Il existe des parcours où, malgré les efforts, les conditions favorables et la motivation affichée, la formation ne « prend pas ». Les contenus semblent flous, la mémoire défaillante, la régularité difficile à tenir. Tout se passe comme si une partie de soi résistait au processus. Cet échec à l’apprentissage n’est pas toujours un défaut d’intelligence ou de méthode : il peut être l’expression silencieuse d’un conflit intérieur non résolu. La formation, au lieu de soutenir un mouvement, devient le lieu d’une tension invisible entre désir de transformation et peur du changement.
Quand le savoir devient menaçant
Apprendre implique de changer. Or tout changement psychique, même désiré, suppose une perte : celle d’une identité, d’une place ou d’un récit établi. Pour certains, acquérir un nouveau savoir, c’est implicitement trahir une fidélité ancienne, sortir d’un cadre connu, briser un équilibre défensif. La difficulté ne vient pas du contenu à assimiler, mais de ce que ce savoir nouveau remet en cause. Être formé, ce n’est pas seulement intégrer des connaissances, c’est se rendre disponible à une mutation intérieure que tous ne peuvent tolérer au même rythme.
L’auto-sabotage comme protection
Lorsque l’échec s’installe de façon répétée dans une formation, il faut parfois y entendre une forme d’auto-sabotage défensif. Ce n’est pas que l’individu ne veut pas réussir, mais qu’il ne peut pas encore se l’autoriser sans se confronter à une angoisse plus archaïque : celle de sortir du cadre, d’être vu, ou de s’extraire de son groupe d’origine. Réussir signifierait alors s’exposer, dépasser les siens, ou assumer un mouvement d’individuation qui culpabilise. Dans ce contexte, rater protège. La formation devient une scène où le sujet rejoue inconsciemment sa difficulté à s’autoriser un changement subjectif.

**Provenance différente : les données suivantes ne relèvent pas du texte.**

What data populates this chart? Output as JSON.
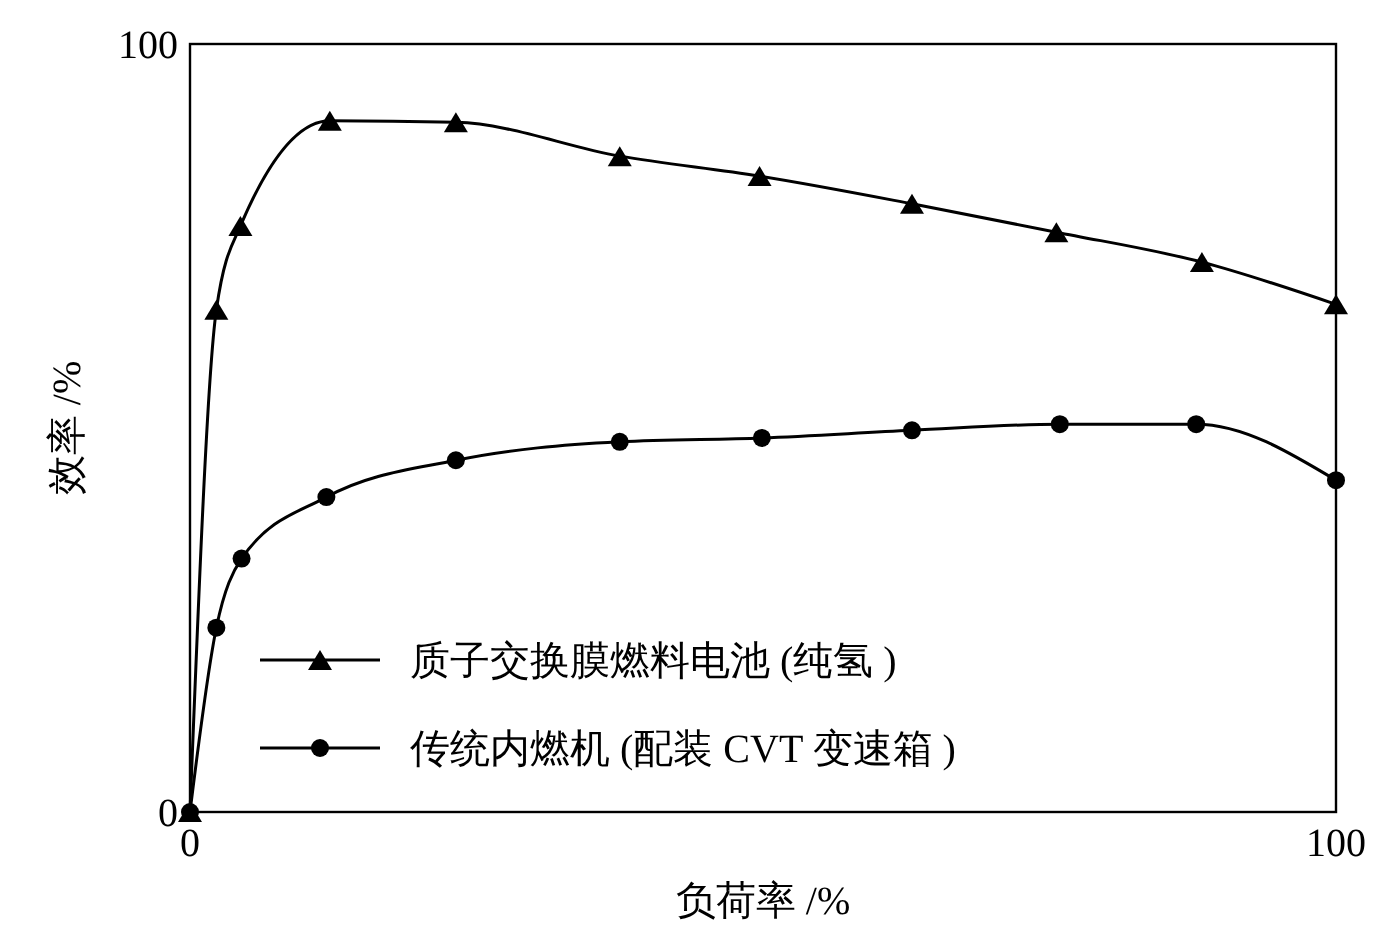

L’exemple de Karim : ne pas apprendre pour rester à sa place
Karim, 32 ans, a commencé une formation en gestion de projet. Très motivé au départ, il abandonne au bout de trois mois. Il invoque un manque de temps, une surcharge mentale, mais reconnaît que d’autres y arrivent dans les mêmes conditions. Lorsqu’il en parle, il évoque son père, ouvrier, “pragmatique” et méfiant envers l’école. Il dit ne pas vouloir « devenir quelqu’un d’autre ». Derrière ces mots, on entend la peur d’un déplacement symbolique : celle de trahir l’origine, de changer de classe, de rompre un attachement silencieux. Karim ne rate pas la formation : il se protège d’une réussite qu’il associe à une mise en danger affective.

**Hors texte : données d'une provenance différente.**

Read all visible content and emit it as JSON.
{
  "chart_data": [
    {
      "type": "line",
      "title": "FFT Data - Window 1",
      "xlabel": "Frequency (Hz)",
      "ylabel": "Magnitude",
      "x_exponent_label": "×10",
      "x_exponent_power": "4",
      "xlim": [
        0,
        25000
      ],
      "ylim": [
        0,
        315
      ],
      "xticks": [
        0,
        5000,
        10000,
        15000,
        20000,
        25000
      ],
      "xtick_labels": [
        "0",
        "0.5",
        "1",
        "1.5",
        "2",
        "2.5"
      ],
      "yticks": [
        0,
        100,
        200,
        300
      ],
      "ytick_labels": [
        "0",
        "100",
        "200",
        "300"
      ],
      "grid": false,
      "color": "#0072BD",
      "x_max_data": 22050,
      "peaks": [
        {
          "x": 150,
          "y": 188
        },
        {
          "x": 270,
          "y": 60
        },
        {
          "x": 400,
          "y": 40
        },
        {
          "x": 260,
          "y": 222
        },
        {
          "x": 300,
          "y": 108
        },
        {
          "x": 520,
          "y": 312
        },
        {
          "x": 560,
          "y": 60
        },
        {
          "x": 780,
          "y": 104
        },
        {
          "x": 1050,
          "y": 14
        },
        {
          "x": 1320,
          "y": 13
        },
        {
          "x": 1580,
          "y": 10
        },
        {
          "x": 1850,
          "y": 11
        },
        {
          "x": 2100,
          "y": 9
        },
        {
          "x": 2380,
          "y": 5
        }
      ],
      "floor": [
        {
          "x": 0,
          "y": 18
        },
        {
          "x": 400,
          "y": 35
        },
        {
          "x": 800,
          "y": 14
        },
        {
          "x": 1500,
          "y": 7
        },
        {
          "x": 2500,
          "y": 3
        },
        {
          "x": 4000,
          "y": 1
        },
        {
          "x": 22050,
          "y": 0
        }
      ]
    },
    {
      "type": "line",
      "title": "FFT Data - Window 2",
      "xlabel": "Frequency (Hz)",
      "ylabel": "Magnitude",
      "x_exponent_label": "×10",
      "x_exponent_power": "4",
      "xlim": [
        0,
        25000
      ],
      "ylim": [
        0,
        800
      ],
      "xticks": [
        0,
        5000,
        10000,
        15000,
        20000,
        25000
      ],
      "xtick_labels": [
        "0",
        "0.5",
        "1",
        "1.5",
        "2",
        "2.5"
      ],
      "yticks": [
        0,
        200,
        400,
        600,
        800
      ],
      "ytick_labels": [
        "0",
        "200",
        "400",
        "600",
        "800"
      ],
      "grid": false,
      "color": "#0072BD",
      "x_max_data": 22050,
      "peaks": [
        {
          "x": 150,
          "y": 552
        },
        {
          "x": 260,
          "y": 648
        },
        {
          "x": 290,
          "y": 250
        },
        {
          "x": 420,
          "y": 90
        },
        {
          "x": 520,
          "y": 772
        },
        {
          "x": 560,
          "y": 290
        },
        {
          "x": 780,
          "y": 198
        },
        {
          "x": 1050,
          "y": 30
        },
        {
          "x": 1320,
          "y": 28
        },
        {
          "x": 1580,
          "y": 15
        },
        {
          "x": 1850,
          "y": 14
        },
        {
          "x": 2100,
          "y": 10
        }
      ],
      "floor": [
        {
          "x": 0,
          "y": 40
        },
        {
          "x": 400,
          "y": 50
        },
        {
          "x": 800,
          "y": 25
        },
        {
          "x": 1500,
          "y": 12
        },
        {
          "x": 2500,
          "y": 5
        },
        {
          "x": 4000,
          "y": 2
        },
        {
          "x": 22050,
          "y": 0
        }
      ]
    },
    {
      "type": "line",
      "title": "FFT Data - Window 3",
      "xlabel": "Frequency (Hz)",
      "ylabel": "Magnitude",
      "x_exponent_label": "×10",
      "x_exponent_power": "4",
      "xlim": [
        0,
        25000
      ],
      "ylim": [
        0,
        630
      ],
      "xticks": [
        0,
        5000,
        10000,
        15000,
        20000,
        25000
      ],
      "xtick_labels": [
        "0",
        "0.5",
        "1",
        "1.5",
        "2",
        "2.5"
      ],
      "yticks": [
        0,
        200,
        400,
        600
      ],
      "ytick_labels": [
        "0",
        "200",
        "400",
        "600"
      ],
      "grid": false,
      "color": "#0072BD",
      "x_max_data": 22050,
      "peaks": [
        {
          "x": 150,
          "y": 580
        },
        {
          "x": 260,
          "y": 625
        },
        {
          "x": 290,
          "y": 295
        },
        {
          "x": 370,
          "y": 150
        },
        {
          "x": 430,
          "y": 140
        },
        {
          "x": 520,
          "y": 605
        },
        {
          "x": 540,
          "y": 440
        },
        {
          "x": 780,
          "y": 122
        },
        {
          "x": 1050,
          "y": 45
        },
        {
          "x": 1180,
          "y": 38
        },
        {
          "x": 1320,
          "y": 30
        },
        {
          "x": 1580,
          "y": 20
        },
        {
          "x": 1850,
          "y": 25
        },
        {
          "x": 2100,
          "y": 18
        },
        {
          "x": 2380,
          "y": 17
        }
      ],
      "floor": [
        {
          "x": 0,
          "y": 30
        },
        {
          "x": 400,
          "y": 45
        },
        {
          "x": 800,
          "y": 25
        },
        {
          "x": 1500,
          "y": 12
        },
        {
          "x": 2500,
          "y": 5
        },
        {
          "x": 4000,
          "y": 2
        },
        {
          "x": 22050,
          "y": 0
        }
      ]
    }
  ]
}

Réussir n’est pas toujours supportable
Dans certains contextes, la réussite devient plus difficile à porter que l’échec. Elle engage, déplace, confronte. Et si le sujet n’est pas prêt à assumer les conséquences de ce mouvement, il peut inconsciemment faire en sorte d’en bloquer la possibilité. Loin d’être un simple manque d’assiduité, l’échec à la formation peut être le symptôme d’une ambivalence profonde : celle de vouloir changer tout en maintenant une fidélité souterraine au passé. Comprendre cela, c’est ne plus réduire l’apprentissage à un geste technique, mais le reconnaître comme un processus psychique à part entière.